Large Hadron Collider (LHC)
- Plan of the LHC experiments and the preaccelerators.

LHC experiments
- ATLAS: A Toroidal LHC Apparatus
- CMS: Compact Muon Solenoid
- LHCb: LHC-beauty
- ALICE: A Large Ion Collider Experiment
- TOTEM: Total Cross Section, Elastic Scattering and Diffraction Dissociation
- LHCf: LHC-forward
- MoEDAL: Monopole and Exotics Detector At the LHC
- FASER: ForwArd Search ExpeRiment
- SND: Scattering and Neutrino Detector

LHC preaccelerators
- p and Pb: Linear accelerators for protons (Linac 4) and lead (Linac 3)
- (not marked): Proton Synchrotron Booster
- PS: Proton Synchrotron
- SPS: Super Proton Synchrotron

= Scattering and Neutrino Detector =

LHC

The Scattering and Neutrino Detector (SND) at the Large Hadron Collider (LHC), CERN, is an experiment built for the detection of the collider neutrinos. The primary goal of SND is to measure the p+p --> $\mathrm{\nu}$+X  process and search for the feebly interacting particles. It has become operational in 2022, during the LHC-Run 3 (2022-2024). SND has been installed in an empty tunnel- TI18 that links the LHC and Super Proton Synchrotron, 480m away from the ATLAS experiment interaction point in the far forward region and along the beam collision axis.

In February 2020, the Search for Hidden Particle (SHiP) collaboration expressed its interest in neutrino-measurement to the LHC Council (LHCC). The letter of intent for SND was presented in August 2020. Based on LHCC's recommendation, the Letter of intent was followed by the Technical Design report presented in February 2021. The experiment was later approved in March 2021 by the CERN Research Board to be the ninth experiment at LHC. In 2023, SND@LHC and FASER reported the first observation of collider neutrinos, followed by a measurement of the muon flux in 2024.

== Physics potential and goals ==
The SND will cover a wide range of physics, such as detecting all three neutrino flavors in the pseudorapidity (angular) range that has never been explored before. Along with the FASERnu detector at LHC, it will be the first experiment to observe and study the collider neutrinos. It will also search for Beyond Standard Model particles such as Feebly Interacting Particles and particles that could make up the dark matter.
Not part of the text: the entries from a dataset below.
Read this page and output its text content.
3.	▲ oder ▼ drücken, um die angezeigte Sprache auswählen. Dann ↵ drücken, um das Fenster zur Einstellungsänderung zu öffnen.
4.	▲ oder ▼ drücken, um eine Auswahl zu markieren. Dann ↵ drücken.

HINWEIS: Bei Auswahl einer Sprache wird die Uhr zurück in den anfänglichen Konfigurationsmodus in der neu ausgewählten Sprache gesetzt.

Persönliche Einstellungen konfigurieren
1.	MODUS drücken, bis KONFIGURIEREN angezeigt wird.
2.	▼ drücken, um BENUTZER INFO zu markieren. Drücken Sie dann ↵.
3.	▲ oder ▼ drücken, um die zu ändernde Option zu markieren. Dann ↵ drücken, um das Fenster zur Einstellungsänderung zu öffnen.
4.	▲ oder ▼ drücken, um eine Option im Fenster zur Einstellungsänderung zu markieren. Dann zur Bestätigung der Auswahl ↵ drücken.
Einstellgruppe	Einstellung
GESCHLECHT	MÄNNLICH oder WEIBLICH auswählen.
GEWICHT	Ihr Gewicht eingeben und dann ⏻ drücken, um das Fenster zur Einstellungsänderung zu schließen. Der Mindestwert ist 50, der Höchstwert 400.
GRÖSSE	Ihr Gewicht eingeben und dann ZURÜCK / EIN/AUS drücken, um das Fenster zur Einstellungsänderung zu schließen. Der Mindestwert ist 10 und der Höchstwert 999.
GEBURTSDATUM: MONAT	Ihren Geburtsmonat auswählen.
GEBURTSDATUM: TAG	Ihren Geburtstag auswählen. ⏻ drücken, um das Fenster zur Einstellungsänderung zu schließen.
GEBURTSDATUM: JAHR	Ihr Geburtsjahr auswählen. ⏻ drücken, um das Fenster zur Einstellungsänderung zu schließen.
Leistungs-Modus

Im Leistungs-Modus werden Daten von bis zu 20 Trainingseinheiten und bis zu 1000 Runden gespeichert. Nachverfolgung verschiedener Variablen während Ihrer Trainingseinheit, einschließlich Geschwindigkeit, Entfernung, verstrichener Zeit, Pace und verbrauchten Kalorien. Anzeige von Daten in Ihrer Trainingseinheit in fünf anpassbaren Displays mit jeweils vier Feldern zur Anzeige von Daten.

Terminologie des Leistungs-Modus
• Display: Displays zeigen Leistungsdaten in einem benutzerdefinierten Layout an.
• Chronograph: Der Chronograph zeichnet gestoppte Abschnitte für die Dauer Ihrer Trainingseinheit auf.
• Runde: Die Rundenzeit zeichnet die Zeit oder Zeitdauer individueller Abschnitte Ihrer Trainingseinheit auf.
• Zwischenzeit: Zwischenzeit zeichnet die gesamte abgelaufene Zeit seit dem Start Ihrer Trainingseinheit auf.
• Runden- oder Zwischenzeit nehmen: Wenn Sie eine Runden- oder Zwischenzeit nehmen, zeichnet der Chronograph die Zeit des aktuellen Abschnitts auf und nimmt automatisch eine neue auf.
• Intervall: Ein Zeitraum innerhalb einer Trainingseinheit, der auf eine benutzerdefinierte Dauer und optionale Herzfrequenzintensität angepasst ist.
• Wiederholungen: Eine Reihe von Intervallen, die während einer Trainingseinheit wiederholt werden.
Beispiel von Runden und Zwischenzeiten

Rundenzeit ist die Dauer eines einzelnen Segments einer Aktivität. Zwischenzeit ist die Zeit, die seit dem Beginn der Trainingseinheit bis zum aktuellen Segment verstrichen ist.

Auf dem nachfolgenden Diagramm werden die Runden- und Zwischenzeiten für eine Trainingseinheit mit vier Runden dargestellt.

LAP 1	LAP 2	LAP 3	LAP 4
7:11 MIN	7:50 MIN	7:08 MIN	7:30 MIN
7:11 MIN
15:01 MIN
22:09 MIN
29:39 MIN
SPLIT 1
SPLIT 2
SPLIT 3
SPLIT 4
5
=== Physics with neutrinos ===
SND will primarily observe neutrinos in the pseudorapidity range of 7.2 to 8.6. It will detect the scattering properties of the neutrinos in this yet unexplored range and complement the observation range of FASERnu. The neutrinos in this range come from the decay of heavy quarks such as charm decays (c → s + $\mathrm{W^{\pm}}$ : charm quark decaying into a strange quark and a W boson), and hence SND aims to give valuable insights into the physics of heavy quark production. The charmed-hadron production studies will also provide data to constrain the gluon parton distribution function in the low Bjorken-x region. In its first operational run, i.e. the LHC's Run-3 between 2022 and 2025, SND is expected to detect and study about 2000 high-energy neutrinos.

=== Physics with feebly interacting particles ===
The Feebly Interacting Particles (FIPs) are theorized to be produced in the proton-proton collisions. SND has the potential to detect two types of FIPs; stable FIPs by observing their scattering from the atoms (mostly protons) in the detector target section, and unstable FIPs which could decay inside the detector itself. The light-dark matter particles hypothesized with scattering properties similar to the neutrinos, and which interact with the Standard Model particles through 'portal mediators', could also be possibly detected as FIPs, although they will have to be separated from the neutrino scattering background. One basic criterion for such a separation would be to observe the number of inelastic and elastic collision events. Neutrinos usually scatter inelastically due to the high mass of their mediators (W and Z bosons). Thus more than the predicted number of elastic collisions will hint at light dark matter scattering events.